Des nouvelles maîtrises étaient créées. À Paris, par exemple, comme aucun limonadier ne s'était présenté pour acheter la nouvelle maîtrise et constituer le corps, un arrêt du Conseil d'État nomma d'office syndic et jurés et exigea que tout limonadier payât dans la journée du lendemain 150 livres, moitié du prix du brevet[5].
C'est à cet édit que la communauté des couturières de Paris doit son existence. « Il n'appartiendra qu'aux marchands maîtres tailleurs, disaient les statuts des tailleurs de 1660, de faire et vendre toutes sortes d'habits et accoutrements généralement quelconques à l'usage d'hommes, de femmes et d'enfants ». Cependant les tailleurs employaient beaucoup d'ouvrières ; beaucoup de femmes, d'autre part, faisaient de la couture pour leur compte personnel malgré les statuts. Les couturières, au nombre peut-être de 3.000, furent comprises en 1673, dans la liste des métiers de Paris à ériger en corporation. Ce ne fut toutefois qu'en 1675 que le roi ordonna la création, ayant entendu « la demande de plusieurs femmes et filles appliquées à la couture pour habiller jeunes enfans et femmes et ayant montré que ce travail était le seul moyen de gagner honnêtement leur vie» ; ces femmes suppliaient qu'on érigeât leur métier en communauté. Elles représentaient qu'« il estait assez dans la bienséance et convenable à la pudeur et à la modestie des femmes et filles de leur permettre de se faire habiller par des personnes de leur sexe lorsqu'elles le jugeront à propos, que d'ailleurs l'usage s'était tellement introduit parmi les femmes et filles de toute condition de se servir des couturières pour faire leurs jupes, robes de chambres, etc. ; que nonobstant les saisies qui estoient faites par les jurez tailleurs et les condamnations prononcées contre les couturières, elles ne laissoient pas de travailler… ». Les couturières furent en effet constituées en communauté et purent légalement servir leur clientèle et faire concurrence aux maîtres tailleurs qui restèrent, il est vrai, investis exclusivement du droit de confectionner le corset et le vêtement de dessus. Cet épisode donne une idée des mille rivalités de métiers et des entraves au travail qui étaient alors la conséquence de l'organisation corporative[5].
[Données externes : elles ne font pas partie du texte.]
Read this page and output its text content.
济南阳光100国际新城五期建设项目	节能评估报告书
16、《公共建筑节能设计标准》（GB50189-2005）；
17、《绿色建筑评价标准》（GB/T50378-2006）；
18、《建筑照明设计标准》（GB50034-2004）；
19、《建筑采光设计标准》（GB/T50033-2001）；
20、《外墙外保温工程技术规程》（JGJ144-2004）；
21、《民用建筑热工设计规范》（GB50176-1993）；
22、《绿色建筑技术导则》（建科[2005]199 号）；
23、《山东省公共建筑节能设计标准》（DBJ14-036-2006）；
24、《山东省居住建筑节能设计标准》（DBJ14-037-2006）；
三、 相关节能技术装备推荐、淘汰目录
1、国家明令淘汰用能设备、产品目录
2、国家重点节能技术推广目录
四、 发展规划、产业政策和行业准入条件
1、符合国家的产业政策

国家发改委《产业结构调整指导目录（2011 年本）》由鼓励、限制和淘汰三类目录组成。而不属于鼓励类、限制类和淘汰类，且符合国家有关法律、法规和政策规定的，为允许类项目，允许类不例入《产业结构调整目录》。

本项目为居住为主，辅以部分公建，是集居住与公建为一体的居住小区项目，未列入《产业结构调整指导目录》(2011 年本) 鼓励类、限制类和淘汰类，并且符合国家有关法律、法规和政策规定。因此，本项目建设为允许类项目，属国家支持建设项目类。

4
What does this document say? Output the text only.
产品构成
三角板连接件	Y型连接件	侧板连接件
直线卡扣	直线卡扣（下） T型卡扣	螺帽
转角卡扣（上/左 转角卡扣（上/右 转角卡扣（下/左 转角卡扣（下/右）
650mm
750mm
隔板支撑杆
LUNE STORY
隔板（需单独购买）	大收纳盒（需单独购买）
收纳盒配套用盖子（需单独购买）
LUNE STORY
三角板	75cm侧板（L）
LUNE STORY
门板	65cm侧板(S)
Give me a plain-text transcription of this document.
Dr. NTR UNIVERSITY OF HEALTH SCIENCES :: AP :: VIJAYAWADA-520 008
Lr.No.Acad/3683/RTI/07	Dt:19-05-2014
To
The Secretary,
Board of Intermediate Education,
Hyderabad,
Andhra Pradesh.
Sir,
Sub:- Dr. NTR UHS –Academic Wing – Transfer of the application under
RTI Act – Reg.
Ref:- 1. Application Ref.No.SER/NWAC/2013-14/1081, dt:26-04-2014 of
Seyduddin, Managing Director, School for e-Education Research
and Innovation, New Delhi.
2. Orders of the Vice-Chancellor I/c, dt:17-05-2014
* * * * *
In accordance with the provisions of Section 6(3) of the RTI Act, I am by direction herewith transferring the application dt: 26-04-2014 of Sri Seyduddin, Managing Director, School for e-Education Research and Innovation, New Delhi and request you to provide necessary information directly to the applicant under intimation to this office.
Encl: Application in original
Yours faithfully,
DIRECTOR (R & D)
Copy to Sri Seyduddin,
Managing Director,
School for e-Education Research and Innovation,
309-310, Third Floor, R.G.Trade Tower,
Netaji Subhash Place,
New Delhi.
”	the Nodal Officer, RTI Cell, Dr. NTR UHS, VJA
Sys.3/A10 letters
Un édit de 1673 porta à Paris le nombre des Communautés d'arts et métiers de 60 à 83 en 1675, et un édit de 1691 porta ce nombre à 129 en 1691. Ce dernier édit (), rendu au moment où la guerre venait de se rallumer, était inspiré aussi par la fiscalité et visait les communautés d'arts et métiers, Il substituait aux jurés électifs, qu'il accusait de complicité dans les infractions aux statuts, des jurés en titre d'office (offices vendus par le roi et à son profit). Un édit complémentaire (décembre 1691) imposa ces offices même aux métiers qui n'avaient ni maîtrise ni jurande. Derrière le prétexte d'ordre public, le roi laissait percer le vrai motif lorsque, réglant les droits de visite et de finance (droits de visite qui étaient fixés et augmentés, ainsi que ceux de maîtrise), il ajoutait qu'il espérait en « tirer dans les besoins présens quelque secours pour soutenir les dépenses de la guerre ».
Des communautés s'alarmèrent de l'intrusion d'étrangers dans leurs affaires. Payer pour payer, elles aimèrent mieux racheter elles-mêmes ces offices plutôt que de subir les officiers. L'administration royale, qui au fond ne voulait que de l'argent, accepta. Les six corps de marchands de Paris payèrent 634 000 livres, les marchands de vin s'acquittèrent pour 120 000 livres, les orfèvres pour 6 000, les fripiers pour 35 000, les bouchers pour 30000, etc. Pour servir les intérêts des emprunts qu'ils contractèrent, ils durent les uns et les autres augmenter les droits de maîtrise et de visite. Le droit de maîtrise des orfèvres fut porté à 1.000 livres.
En 1694, le roi créa dans chaque communauté un nouvel office : celui d'auditeur-examinateur des comptes ; puis furent créés une succession d'offices de tout genre imaginés par les contrôleurs généraux en détresse. Quand ces créations s'adressaient à des communautés d'arts et métiers qui avaient du crédit, celles-ci se rachetaient ; mais elles restaient grevées au détriment de l'industrie.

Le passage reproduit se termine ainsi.